Triple compression technologies integrated in PowerVR ‘Rogue’-based GPUs
This optional component (included in PowerVR G6x30 cores) operates on uncompressed image/texture data flow. With lossless image compression, render targets can be written out by the GPU with compression (render to texture and framebuffer) and can be read back by the GPU with decompression (texturing). This means the GPU can save on both write and read bandwidth, typically seeing a compression ratio of 2:1 (but can be as high as 30:1 for blocks with constant colour). Textures are lossless compressed without extra effort by the developer as part of the texture upload by the GPU hardware. Decompression can be integrated as part of the display controller allowing final frame buffer writes and reads (by the display pipe) to be compressed leading to system level bandwidth saving.
This technology is particularly useful for browsers and certain GUI components cannot accept any quality degradation. In memory bandwidth constrained systems, lossless image compression obviously can also lead to higher sustained frame rates.
PowerVR video IP: architecturally designed for significant reductions in bandwidth
Video transcoding has been one of the main drivers for improving memory bandwidth in mobile SoCs. For example, video decoding in particular is a nondeterministic process; motion vectors may change significantly from one block to the next, so traditional bandwidth-saving techniques may not offer the promised theoretical reductions. These considerations and many more make designing a VPU (Video Processing Unit) a very complex process.
With the recent launch of our PowerVR D5500, the first 10-bit, multi-standard decoder compatible with the H.265 (HEVC) standard, we have introduced a new architecture designed to support the higher resolutions, frame rates, and bitrates of 4K resolutions while optimizing silicon area and bandwidth usage in line with today’s video codec requirements.
By being part of Imagination’s unique and comprehensive PowerVR family of visual IP cores, all PowerVR VPUs are designed to integrate fully with other members of the family such as the PowerVR SGX or ‘Rogue’ graphics IP portfolio under unified software. When combined with our mobile GPU IP, PowerVR decoders and encoders deliver a significant reduction in system bandwidth compared to alternative solutions through the use of sophisticated system integration features such as support for shared system level cache (SLC) with Imagination’s PowerVR graphics cores.
Furthermore, PowerVR VPUs have been designed to support high memory latency from the start.

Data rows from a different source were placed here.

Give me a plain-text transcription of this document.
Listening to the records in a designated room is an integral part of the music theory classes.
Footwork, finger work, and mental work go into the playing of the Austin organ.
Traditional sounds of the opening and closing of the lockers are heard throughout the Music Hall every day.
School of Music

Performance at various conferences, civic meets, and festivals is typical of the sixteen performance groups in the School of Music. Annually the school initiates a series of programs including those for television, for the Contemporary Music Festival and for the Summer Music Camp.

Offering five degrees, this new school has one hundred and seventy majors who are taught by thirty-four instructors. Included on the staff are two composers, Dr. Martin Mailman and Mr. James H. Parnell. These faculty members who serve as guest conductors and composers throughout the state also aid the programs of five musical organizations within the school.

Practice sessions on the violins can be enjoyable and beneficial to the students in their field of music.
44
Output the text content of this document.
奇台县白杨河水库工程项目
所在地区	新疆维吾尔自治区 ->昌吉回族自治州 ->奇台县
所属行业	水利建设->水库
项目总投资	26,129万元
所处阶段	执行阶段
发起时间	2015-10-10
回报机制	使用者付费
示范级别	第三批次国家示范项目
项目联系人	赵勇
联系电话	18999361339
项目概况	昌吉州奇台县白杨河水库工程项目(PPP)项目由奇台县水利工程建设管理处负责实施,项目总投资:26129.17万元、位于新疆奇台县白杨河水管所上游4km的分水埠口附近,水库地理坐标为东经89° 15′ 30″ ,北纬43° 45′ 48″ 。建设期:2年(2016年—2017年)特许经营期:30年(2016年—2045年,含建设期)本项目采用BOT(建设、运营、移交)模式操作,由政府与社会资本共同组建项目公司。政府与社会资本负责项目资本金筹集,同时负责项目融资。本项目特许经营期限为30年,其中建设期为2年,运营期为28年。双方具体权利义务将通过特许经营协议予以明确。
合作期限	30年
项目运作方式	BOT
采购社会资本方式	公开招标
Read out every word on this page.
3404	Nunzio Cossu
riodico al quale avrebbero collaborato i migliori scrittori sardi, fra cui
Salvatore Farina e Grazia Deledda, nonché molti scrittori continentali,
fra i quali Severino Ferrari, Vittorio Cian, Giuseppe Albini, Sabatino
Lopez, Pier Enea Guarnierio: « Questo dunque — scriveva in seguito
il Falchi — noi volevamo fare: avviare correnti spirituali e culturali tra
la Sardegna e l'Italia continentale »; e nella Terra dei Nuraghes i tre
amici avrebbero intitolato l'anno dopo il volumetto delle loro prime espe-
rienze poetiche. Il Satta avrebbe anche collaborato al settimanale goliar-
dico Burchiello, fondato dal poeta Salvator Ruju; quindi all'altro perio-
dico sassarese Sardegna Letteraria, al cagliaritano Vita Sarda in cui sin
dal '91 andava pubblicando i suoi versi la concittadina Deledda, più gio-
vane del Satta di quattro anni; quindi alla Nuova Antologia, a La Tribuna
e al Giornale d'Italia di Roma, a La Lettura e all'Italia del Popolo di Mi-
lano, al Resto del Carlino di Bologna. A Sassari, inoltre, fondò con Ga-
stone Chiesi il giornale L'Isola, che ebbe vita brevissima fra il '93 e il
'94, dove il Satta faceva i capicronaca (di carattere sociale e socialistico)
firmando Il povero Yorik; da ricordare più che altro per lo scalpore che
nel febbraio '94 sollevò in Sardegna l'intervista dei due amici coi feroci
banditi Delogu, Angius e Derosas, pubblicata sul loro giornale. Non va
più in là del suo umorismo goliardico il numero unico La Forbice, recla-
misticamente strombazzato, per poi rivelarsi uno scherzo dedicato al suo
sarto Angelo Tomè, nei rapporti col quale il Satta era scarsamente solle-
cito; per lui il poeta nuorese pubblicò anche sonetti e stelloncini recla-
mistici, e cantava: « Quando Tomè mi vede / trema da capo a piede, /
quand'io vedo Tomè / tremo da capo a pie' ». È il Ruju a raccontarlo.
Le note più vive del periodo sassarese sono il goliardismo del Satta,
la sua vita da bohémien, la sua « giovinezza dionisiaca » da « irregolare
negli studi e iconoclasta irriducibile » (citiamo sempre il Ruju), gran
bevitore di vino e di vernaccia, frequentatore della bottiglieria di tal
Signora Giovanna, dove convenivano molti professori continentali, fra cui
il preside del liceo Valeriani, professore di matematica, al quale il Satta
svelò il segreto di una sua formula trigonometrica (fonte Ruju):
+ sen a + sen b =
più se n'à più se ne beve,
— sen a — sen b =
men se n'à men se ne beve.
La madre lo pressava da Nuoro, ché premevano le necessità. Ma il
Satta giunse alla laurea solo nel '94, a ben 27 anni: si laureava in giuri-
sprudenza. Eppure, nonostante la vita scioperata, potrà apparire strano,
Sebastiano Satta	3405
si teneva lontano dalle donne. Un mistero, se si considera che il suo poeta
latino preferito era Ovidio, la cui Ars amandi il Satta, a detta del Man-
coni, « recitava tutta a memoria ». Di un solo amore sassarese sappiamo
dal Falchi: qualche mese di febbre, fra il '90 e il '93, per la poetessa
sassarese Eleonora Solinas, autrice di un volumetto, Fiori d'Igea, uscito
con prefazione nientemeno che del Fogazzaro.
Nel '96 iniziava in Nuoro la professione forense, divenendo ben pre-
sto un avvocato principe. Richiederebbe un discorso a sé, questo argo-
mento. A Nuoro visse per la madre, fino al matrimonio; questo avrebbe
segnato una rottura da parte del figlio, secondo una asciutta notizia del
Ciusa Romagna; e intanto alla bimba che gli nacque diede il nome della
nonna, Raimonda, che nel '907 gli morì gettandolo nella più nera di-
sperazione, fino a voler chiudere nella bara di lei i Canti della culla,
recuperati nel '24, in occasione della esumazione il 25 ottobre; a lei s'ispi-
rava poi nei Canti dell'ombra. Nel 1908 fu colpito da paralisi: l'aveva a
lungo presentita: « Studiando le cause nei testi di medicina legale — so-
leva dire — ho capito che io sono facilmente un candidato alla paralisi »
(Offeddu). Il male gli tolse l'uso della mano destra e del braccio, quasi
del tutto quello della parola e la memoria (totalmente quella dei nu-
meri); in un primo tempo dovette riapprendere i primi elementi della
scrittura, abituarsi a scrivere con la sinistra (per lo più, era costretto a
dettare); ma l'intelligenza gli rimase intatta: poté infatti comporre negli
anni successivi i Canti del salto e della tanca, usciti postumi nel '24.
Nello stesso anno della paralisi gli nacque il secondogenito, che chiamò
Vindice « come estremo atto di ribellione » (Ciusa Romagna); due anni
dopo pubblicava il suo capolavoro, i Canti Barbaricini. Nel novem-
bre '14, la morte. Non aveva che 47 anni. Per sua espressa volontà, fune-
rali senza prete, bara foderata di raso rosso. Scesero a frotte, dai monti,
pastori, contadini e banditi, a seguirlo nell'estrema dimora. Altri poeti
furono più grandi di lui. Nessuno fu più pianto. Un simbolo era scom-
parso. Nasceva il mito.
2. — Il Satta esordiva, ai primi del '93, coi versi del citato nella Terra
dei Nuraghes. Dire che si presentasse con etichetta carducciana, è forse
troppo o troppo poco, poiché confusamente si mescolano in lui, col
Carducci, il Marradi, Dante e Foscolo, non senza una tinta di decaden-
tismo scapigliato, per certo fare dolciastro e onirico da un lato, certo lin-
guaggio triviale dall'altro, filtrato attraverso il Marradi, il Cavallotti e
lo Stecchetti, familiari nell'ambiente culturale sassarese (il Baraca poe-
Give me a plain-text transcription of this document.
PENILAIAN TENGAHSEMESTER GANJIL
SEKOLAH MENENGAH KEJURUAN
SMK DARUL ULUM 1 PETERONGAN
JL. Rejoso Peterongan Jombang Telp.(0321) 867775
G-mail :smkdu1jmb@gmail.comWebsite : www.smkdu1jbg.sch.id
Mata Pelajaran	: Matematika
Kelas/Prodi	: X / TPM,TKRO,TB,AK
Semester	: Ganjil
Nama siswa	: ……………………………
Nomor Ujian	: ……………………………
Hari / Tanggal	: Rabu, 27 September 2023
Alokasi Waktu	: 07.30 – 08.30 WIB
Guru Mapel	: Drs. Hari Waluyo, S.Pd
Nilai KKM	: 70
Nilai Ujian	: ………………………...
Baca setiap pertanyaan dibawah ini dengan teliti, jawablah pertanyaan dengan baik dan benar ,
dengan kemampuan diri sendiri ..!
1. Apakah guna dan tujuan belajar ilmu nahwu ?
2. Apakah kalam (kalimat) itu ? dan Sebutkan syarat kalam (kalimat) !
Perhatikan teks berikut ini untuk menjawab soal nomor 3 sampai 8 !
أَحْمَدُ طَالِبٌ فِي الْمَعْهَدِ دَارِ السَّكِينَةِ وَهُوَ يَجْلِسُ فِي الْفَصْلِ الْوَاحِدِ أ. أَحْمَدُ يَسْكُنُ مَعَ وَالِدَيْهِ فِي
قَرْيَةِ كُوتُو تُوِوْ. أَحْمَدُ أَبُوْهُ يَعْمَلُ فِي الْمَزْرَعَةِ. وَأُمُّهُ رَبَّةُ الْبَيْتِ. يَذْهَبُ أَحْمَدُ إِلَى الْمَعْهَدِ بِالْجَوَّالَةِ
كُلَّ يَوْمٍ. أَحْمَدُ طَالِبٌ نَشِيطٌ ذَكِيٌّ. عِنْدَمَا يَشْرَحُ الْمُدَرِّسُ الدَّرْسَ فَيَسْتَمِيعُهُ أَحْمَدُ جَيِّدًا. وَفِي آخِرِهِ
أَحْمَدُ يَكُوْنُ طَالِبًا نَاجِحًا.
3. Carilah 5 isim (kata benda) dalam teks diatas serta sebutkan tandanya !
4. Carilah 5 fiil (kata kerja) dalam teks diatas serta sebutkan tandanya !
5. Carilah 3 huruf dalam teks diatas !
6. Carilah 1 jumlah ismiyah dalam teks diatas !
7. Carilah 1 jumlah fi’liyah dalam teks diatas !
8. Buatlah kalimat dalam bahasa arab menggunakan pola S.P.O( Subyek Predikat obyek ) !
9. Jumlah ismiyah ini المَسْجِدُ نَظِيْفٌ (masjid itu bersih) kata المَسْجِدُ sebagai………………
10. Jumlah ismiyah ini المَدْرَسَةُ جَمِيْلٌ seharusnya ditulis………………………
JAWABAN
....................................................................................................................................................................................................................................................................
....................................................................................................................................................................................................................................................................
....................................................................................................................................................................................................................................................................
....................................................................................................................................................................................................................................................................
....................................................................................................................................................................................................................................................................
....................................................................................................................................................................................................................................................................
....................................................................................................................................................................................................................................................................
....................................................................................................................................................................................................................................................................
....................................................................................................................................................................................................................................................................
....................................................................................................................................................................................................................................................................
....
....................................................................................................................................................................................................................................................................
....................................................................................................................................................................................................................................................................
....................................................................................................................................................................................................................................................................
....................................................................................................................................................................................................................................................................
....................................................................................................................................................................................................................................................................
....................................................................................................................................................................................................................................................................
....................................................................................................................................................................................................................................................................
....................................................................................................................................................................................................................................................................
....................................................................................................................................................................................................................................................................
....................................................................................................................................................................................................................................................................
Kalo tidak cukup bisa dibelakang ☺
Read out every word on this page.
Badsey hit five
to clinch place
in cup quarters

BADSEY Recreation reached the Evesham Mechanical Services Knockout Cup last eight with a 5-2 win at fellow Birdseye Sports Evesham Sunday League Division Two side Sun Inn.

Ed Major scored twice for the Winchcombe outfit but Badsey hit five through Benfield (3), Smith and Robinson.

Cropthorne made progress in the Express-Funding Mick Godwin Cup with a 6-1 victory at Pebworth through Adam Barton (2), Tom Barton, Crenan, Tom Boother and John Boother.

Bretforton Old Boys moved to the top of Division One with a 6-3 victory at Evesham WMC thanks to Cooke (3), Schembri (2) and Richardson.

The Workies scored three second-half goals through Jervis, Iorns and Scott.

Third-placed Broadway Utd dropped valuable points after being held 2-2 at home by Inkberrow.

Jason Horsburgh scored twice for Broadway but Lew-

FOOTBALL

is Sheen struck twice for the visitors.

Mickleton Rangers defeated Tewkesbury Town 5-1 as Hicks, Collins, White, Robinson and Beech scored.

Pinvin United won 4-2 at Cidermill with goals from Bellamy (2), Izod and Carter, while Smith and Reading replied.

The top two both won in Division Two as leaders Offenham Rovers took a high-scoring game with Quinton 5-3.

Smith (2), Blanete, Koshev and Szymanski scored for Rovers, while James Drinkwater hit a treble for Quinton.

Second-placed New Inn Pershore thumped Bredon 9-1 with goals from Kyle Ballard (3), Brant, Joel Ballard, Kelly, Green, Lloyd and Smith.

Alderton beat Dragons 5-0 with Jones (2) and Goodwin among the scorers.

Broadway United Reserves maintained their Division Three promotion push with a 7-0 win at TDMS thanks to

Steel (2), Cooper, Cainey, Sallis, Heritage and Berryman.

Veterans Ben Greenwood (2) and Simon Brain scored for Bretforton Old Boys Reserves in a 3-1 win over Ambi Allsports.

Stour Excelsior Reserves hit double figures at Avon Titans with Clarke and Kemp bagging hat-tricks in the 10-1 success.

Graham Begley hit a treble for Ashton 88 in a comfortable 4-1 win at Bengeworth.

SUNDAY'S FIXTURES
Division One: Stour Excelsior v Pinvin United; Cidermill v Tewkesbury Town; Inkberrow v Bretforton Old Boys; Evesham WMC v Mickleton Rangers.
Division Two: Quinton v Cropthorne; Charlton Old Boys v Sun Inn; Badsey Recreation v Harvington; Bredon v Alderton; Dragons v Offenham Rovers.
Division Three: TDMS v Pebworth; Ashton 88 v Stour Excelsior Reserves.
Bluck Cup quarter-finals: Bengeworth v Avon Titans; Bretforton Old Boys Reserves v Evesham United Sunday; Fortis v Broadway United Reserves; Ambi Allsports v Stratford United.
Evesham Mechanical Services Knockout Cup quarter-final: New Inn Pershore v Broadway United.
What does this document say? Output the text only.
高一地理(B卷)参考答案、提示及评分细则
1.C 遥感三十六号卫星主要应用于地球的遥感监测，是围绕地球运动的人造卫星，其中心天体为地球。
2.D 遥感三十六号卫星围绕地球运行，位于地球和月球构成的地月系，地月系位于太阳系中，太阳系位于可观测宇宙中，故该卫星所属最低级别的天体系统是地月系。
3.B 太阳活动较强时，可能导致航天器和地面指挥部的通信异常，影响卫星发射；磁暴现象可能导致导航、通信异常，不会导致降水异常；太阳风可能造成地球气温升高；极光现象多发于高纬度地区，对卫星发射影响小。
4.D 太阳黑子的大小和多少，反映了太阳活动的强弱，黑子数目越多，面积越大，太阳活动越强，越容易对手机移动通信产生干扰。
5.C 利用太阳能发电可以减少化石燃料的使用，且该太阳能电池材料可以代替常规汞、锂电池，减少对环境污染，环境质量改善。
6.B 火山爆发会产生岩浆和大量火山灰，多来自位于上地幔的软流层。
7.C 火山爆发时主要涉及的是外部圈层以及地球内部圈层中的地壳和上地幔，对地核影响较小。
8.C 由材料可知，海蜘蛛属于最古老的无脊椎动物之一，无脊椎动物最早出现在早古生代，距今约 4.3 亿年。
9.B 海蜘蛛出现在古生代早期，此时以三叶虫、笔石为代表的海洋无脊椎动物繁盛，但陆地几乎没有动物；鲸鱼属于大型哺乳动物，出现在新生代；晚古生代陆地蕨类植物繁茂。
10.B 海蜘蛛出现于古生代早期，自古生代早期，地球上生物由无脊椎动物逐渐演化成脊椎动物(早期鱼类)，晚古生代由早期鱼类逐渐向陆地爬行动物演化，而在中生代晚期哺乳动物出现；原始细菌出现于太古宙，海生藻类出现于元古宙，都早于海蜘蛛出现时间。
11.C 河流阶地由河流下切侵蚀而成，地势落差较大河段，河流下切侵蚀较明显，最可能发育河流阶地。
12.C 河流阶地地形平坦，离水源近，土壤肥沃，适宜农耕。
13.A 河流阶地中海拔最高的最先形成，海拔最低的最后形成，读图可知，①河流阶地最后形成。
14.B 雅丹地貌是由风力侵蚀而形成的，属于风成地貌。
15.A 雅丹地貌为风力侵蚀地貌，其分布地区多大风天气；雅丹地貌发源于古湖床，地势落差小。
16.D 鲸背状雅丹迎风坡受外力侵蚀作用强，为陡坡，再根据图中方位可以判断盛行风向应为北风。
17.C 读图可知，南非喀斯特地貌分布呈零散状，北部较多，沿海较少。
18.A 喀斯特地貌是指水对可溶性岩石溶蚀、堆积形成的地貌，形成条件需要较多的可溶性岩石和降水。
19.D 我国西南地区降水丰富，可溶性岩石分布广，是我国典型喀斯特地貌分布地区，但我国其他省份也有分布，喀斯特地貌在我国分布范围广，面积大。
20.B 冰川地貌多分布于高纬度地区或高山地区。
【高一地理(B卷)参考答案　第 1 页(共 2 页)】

This is because our architects were aware that other processors in the system (CPUs, GPUs, etc.) needed to have their fair share of the memory controller in between the VPU fetching reference frames from main memory. By packaging up memory requests more efficiently compared to our competitors, PowerVR video cores reduce memory traffic and keep system power consumption in check.
In conclusion, even though performance in mobile has seen an incredible boost over the last decade, it is always important to think about other factors such as power consumption or memory bandwidth usage when designing processors. The reason is simple: with more and more functionality added to the mobile SoC, you have to make sure you are using every last bit of silicon as efficiently as possible and therefore guarantee the best possible user experience.